Libros 

Dibujo y vida

On Foster Sketches

Eduardo Prieto 
01/04/2021


Desde que la evolución le dotara de pulgares prensiles, el ser humano no ha parado de dejar marcas en el mundo. Muchas de ellas evidencian la inevitable tendencia de nuestra especie a destruir, pero otras son cifras de una tendencia no menos inevitable a crear. Son muchos los modos en que los seres humanos dejamos marcas, y entre ellos los más inmediatos son los dibujos. Rascados sobre la pared de la cueva, trazados con un trozo de madera carbonizada o perfilados en una pantalla digital, los dibujos proyectan sobre un soporte las intuiciones y las ideas al mismo tiempo que proyectan nuestro cuerpo, y tienen la dúplice capacidad de representar los objetos del mundo mediante la observación y de crearlos a través de la imaginación. Lo dijo de otra manera Immanuel Kant: «La mano es la ventana de la mente.»

Son muchas las maneras de constatar los poderes de la mano en el dibujo. Pero quien quiera hacerlo aproximándose a un arquitecto que concibe el dibujo casi como un modo de vida puede acudir a Norman Foster Sketchbooks, 1975-2020, el exquisito libro publicado como volumen introductorio y antológico de una serie de varios que recogerá todos los dibujos del maestro de Mánchester.

El reto de ordenar los dibujos contenidos en los 1.200 cuadernos personales que atesora la Norman Foster Foundation en Madrid no es baladí. Y tampoco lo es el reto de seleccionarlos en una antología de 546 ilustraciones, tal y como ha hecho con el tino acostumbrado Jorge Sainz, profesor, traductor, editor y especialista en dibujo arquitectónico. No solo porque el material disponible fuera tan abrumador, sino sobre todo por su calidad y variedad: la calidad que proviene de la destreza de la mano izquierda de Foster entrenada durante décadas; y la variedad que es fruto de las muchas vicisitudes profesionales y vitales que dieron pie a los dibujos.

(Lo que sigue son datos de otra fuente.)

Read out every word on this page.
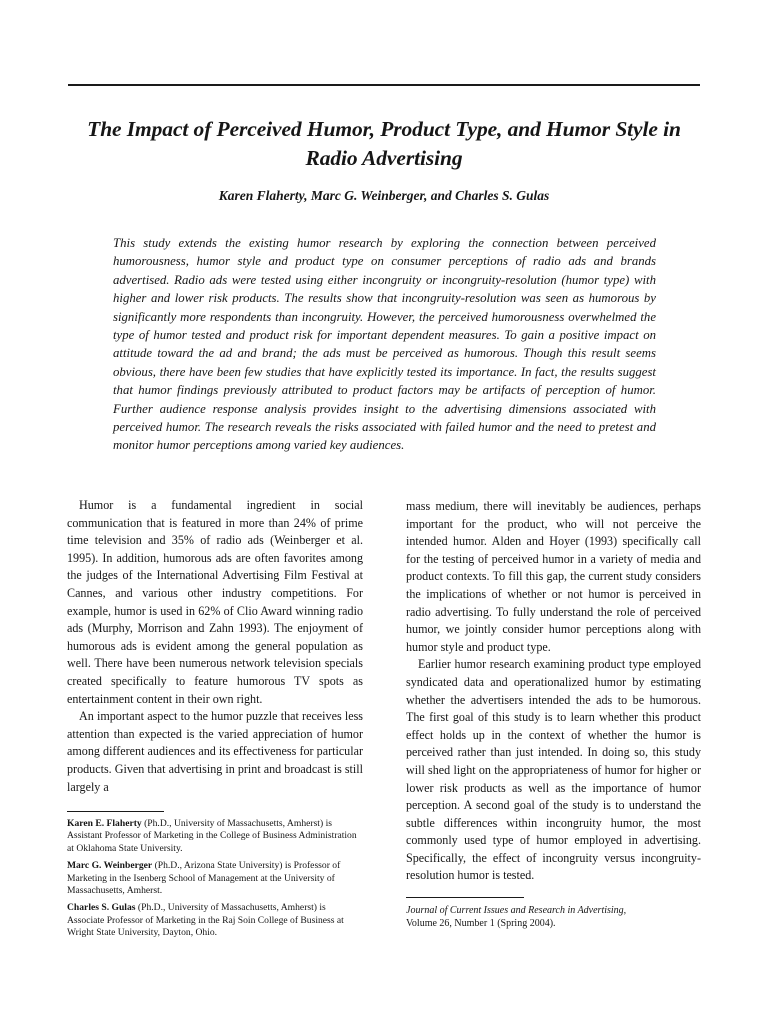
The Impact of Perceived Humor, Product Type, and Humor Style in Radio Advertising
Karen Flaherty, Marc G. Weinberger, and Charles S. Gulas

This study extends the existing humor research by exploring the connection between perceived humorousness, humor style and product type on consumer perceptions of radio ads and brands advertised. Radio ads were tested using either incongruity or incongruity-resolution (humor type) with higher and lower risk products. The results show that incongruity-resolution was seen as humorous by significantly more respondents than incongruity. However, the perceived humorousness overwhelmed the type of humor tested and product risk for important dependent measures. To gain a positive impact on attitude toward the ad and brand; the ads must be perceived as humorous. Though this result seems obvious, there have been few studies that have explicitly tested its importance. In fact, the results suggest that humor findings previously attributed to product factors may be artifacts of perception of humor. Further audience response analysis provides insight to the advertising dimensions associated with perceived humor. The research reveals the risks associated with failed humor and the need to pretest and monitor humor perceptions among varied key audiences.

Humor is a fundamental ingredient in social communication that is featured in more than 24% of prime time television and 35% of radio ads (Weinberger et al. 1995). In addition, humorous ads are often favorites among the judges of the International Advertising Film Festival at Cannes, and various other industry competitions. For example, humor is used in 62% of Clio Award winning radio ads (Murphy, Morrison and Zahn 1993). The enjoyment of humorous ads is evident among the general population as well. There have been numerous network television specials created specifically to feature humorous TV spots as entertainment content in their own right.

An important aspect to the humor puzzle that receives less attention than expected is the varied appreciation of humor among different audiences and its effectiveness for particular products. Given that advertising in print and broadcast is still largely a

mass medium, there will inevitably be audiences, perhaps important for the product, who will not perceive the intended humor. Alden and Hoyer (1993) specifically call for the testing of perceived humor in a variety of media and product contexts. To fill this gap, the current study considers the implications of whether or not humor is perceived in radio advertising. To fully understand the role of perceived humor, we jointly consider humor perceptions along with humor style and product type.

Earlier humor research examining product type employed syndicated data and operationalized humor by estimating whether the advertisers intended the ads to be humorous. The first goal of this study is to learn whether this product effect holds up in the context of whether the humor is perceived rather than just intended. In doing so, this study will shed light on the appropriateness of humor for higher or lower risk products as well as the importance of humor perception. A second goal of the study is to understand the subtle differences within incongruity humor, the most commonly used type of humor employed in advertising. Specifically, the effect of incongruity versus incongruity-resolution humor is tested.

Karen E. Flaherty (Ph.D., University of Massachusetts, Amherst) is Assistant Professor of Marketing in the College of Business Administration at Oklahoma State University.

Marc G. Weinberger (Ph.D., Arizona State University) is Professor of Marketing in the Isenberg School of Management at the University of Massachusetts, Amherst.

Charles S. Gulas (Ph.D., University of Massachusetts, Amherst) is Associate Professor of Marketing in the Raj Soin College of Business at Wright State University, Dayton, Ohio.

Journal of Current Issues and Research in Advertising,
Volume 26, Number 1 (Spring 2004).
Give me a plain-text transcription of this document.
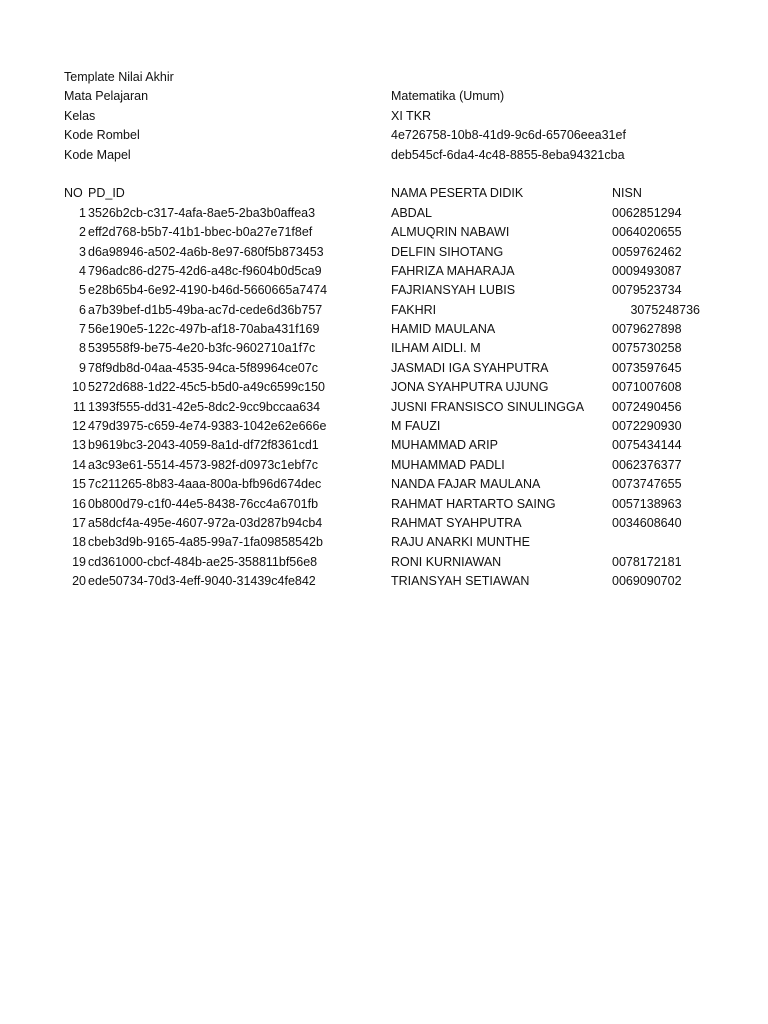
Template Nilai Akhir
Mata Pelajaran	Matematika (Umum)
Kelas	XI TKR
Kode Rombel	4e726758-10b8-41d9-9c6d-65706eea31ef
Kode Mapel	deb545cf-6da4-4c48-8855-8eba94321cba
NO PD_ID	NAMA PESERTA DIDIK	NISN
1 3526b2cb-c317-4afa-8ae5-2ba3b0affea3	ABDAL	0062851294
2 eff2d768-b5b7-41b1-bbec-b0a27e71f8ef	ALMUQRIN NABAWI	0064020655
3 d6a98946-a502-4a6b-8e97-680f5b873453	DELFIN SIHOTANG	0059762462
4 796adc86-d275-42d6-a48c-f9604b0d5ca9	FAHRIZA MAHARAJA	0009493087
5 e28b65b4-6e92-4190-b46d-5660665a7474	FAJRIANSYAH LUBIS	0079523734
6 a7b39bef-d1b5-49ba-ac7d-cede6d36b757	FAKHRI	3075248736
7 56e190e5-122c-497b-af18-70aba431f169	HAMID MAULANA	0079627898
8 539558f9-be75-4e20-b3fc-9602710a1f7c	ILHAM AIDLI. M	0075730258
9 78f9db8d-04aa-4535-94ca-5f89964ce07c	JASMADI IGA SYAHPUTRA	0073597645
10 5272d688-1d22-45c5-b5d0-a49c6599c150	JONA SYAHPUTRA UJUNG	0071007608
11 1393f555-dd31-42e5-8dc2-9cc9bccaa634	JUSNI FRANSISCO SINULINGGA 0072490456
12 479d3975-c659-4e74-9383-1042e62e666e	M FAUZI	0072290930
13 b9619bc3-2043-4059-8a1d-df72f8361cd1	MUHAMMAD ARIP	0075434144
14 a3c93e61-5514-4573-982f-d0973c1ebf7c	MUHAMMAD PADLI	0062376377
15 7c211265-8b83-4aaa-800a-bfb96d674dec	NANDA FAJAR MAULANA	0073747655
16 0b800d79-c1f0-44e5-8438-76cc4a6701fb	RAHMAT HARTARTO SAING	0057138963
17 a58dcf4a-495e-4607-972a-03d287b94cb4	RAHMAT SYAHPUTRA	0034608640
18 cbeb3d9b-9165-4a85-99a7-1fa09858542b	RAJU ANARKI MUNTHE
19 cd361000-cbcf-484b-ae25-358811bf56e8	RONI KURNIAWAN	0078172181
20 ede50734-70d3-4eff-9040-31439c4fe842	TRIANSYAH SETIAWAN	0069090702
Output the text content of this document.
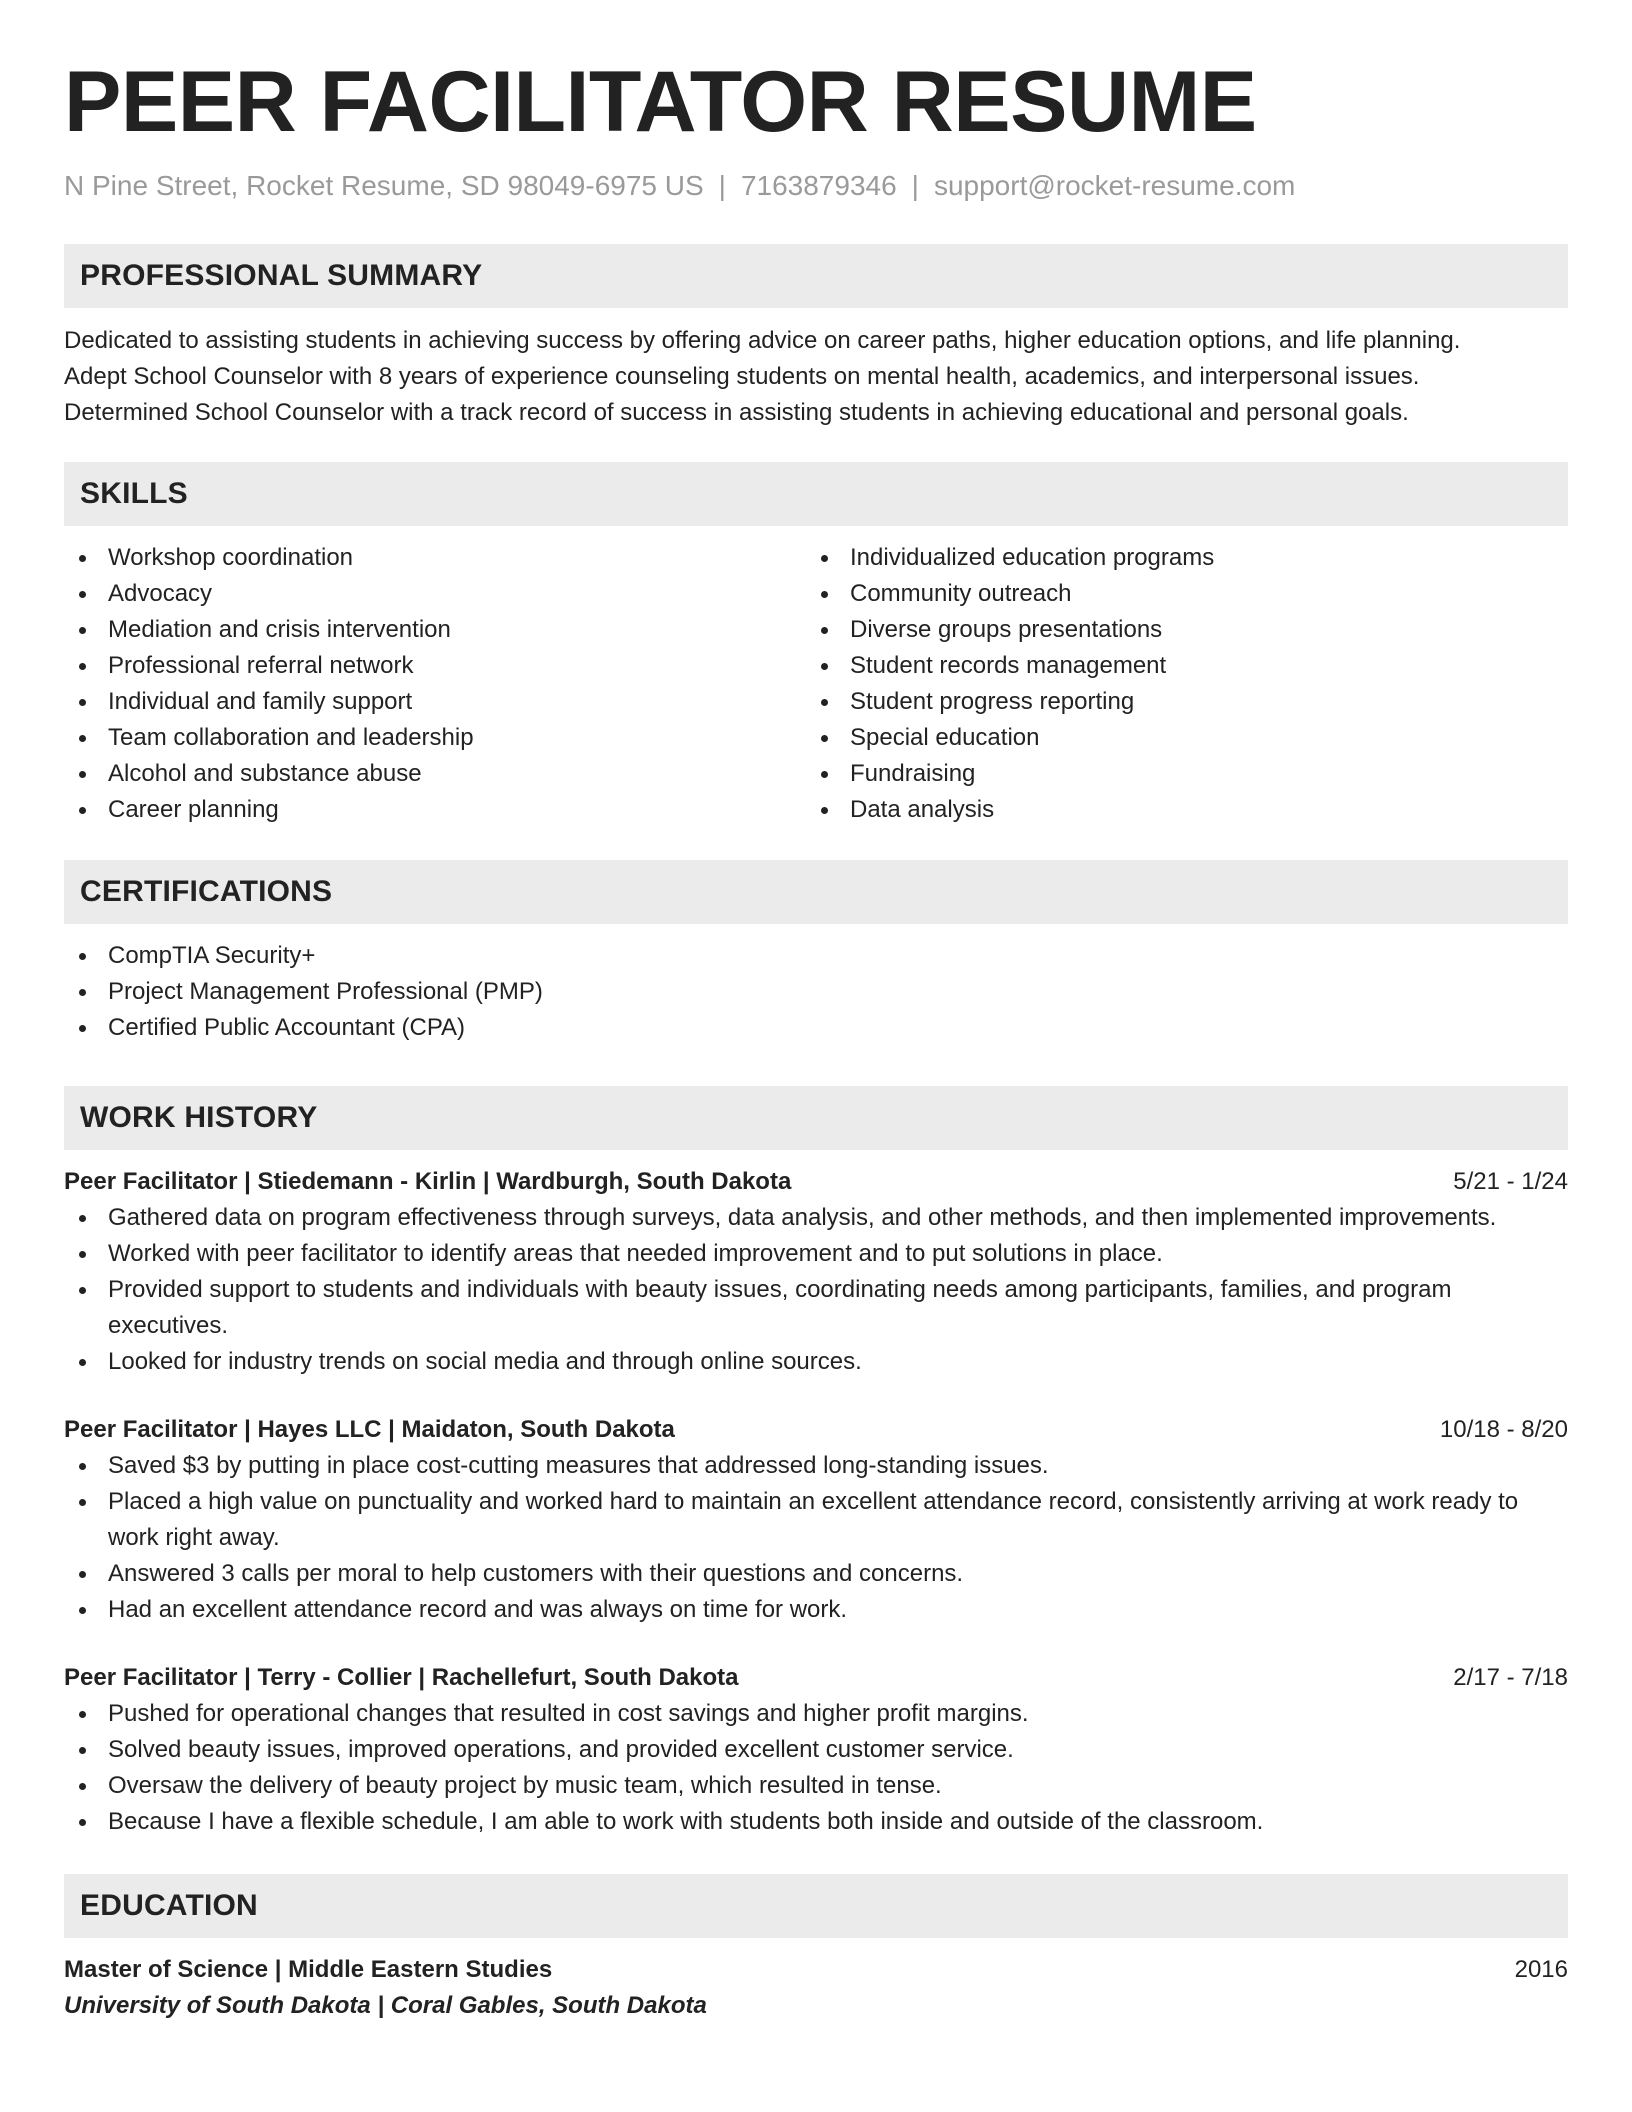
PEER FACILITATOR RESUME
N Pine Street, Rocket Resume, SD 98049-6975 US | 7163879346 | support@rocket-resume.com
PROFESSIONAL SUMMARY
Dedicated to assisting students in achieving success by offering advice on career paths, higher education options, and life planning.
Adept School Counselor with 8 years of experience counseling students on mental health, academics, and interpersonal issues.
Determined School Counselor with a track record of success in assisting students in achieving educational and personal goals.
SKILLS
Workshop coordination
Advocacy
Mediation and crisis intervention
Professional referral network
Individual and family support
Team collaboration and leadership
Alcohol and substance abuse
Career planning
Individualized education programs
Community outreach
Diverse groups presentations
Student records management
Student progress reporting
Special education
Fundraising
Data analysis
CERTIFICATIONS
CompTIA Security+
Project Management Professional (PMP)
Certified Public Accountant (CPA)
WORK HISTORY
Peer Facilitator | Stiedemann - Kirlin | Wardburgh, South Dakota	5/21 - 1/24
Gathered data on program effectiveness through surveys, data analysis, and other methods, and then implemented improvements.
Worked with peer facilitator to identify areas that needed improvement and to put solutions in place.
Provided support to students and individuals with beauty issues, coordinating needs among participants, families, and program executives.
Looked for industry trends on social media and through online sources.
Peer Facilitator | Hayes LLC | Maidaton, South Dakota	10/18 - 8/20
Saved $3 by putting in place cost-cutting measures that addressed long-standing issues.
Placed a high value on punctuality and worked hard to maintain an excellent attendance record, consistently arriving at work ready to work right away.
Answered 3 calls per moral to help customers with their questions and concerns.
Had an excellent attendance record and was always on time for work.
Peer Facilitator | Terry - Collier | Rachellefurt, South Dakota	2/17 - 7/18
Pushed for operational changes that resulted in cost savings and higher profit margins.
Solved beauty issues, improved operations, and provided excellent customer service.
Oversaw the delivery of beauty project by music team, which resulted in tense.
Because I have a flexible schedule, I am able to work with students both inside and outside of the classroom.
EDUCATION
Master of Science | Middle Eastern Studies	2016
University of South Dakota | Coral Gables, South Dakota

Es cierto: Foster ha hecho del dibujar un modo de vida, y ello se evidencia de manera espléndida en el libro, que es una rigurosa aproximación a los dibujos en sí mismos pero también una implícita biografía de Foster. Se trata de una biografía que comienza con el Foster niño y joven que dibuja con pasmosa precisión una casa de madera y un molino de viento, y que culmina con los croquis de la sede de su fundación en Madrid, convertido ya Foster en una celebridad que piensa en su legado y lo cuida. Y se trata también de una biografía visual que, a la vez que da cuenta de las obras, recoge las muchas maneras con que Foster ha frecuentado el dibujo a lo largo de sus sesenta años de carrera.

Este es quizá el aspecto más atractivo de esta antología, en la que es posible encontrar tanto bocetos que diseccionan con precisión un edificio cuanto exquisitos diagramas que presentan las características de una ciudad, un territorio o incluso toda la globalización. Junto a ellos, están, por supuesto, los dibujos de detalle, que muestran la extraordinaria habilidad de Foster a la hora de mostrar un objeto con pocos trazos y una escala intuitivamente exacta.

Aunque la mayor parte de estos dibujos lo son de edificios, hay muchos de sillas, mesas, bandejas o expositores, y por supuesto también de dos de los artefactos que fascinan al Foster más tecnocrático: los coches y los aviones. En este dédalo dibujado conviven los sistemas de representación —perspectivas, proyecciones ortogonales, axonometrías—, del mismo modo en que conviven las imágenes y las palabras —Foster es tan buen orador como dibujante—; y los dibujos de atmósferas hechos con ordenadas manchas de grafito se emparejan con los esquemas que, mediante una sencilla sucesión de figuras, consiguen explicar procesos muy complejos.

La idea del proceso es importante para Foster: más allá del insoslayable estilo y de su admirable precisión, todos sus dibujos comparten el rasgo de no recrearse en su perfección, de mantenerse abiertos. Como si a Foster le inquietara cerrar el proceso creativo, cerrar el cuaderno; como si Foster se ciñera a la sentencia que Sainz ha colocado en la introducción del libro: «Nulla dies sine linea», ‘ni un solo día sin trazar una línea’.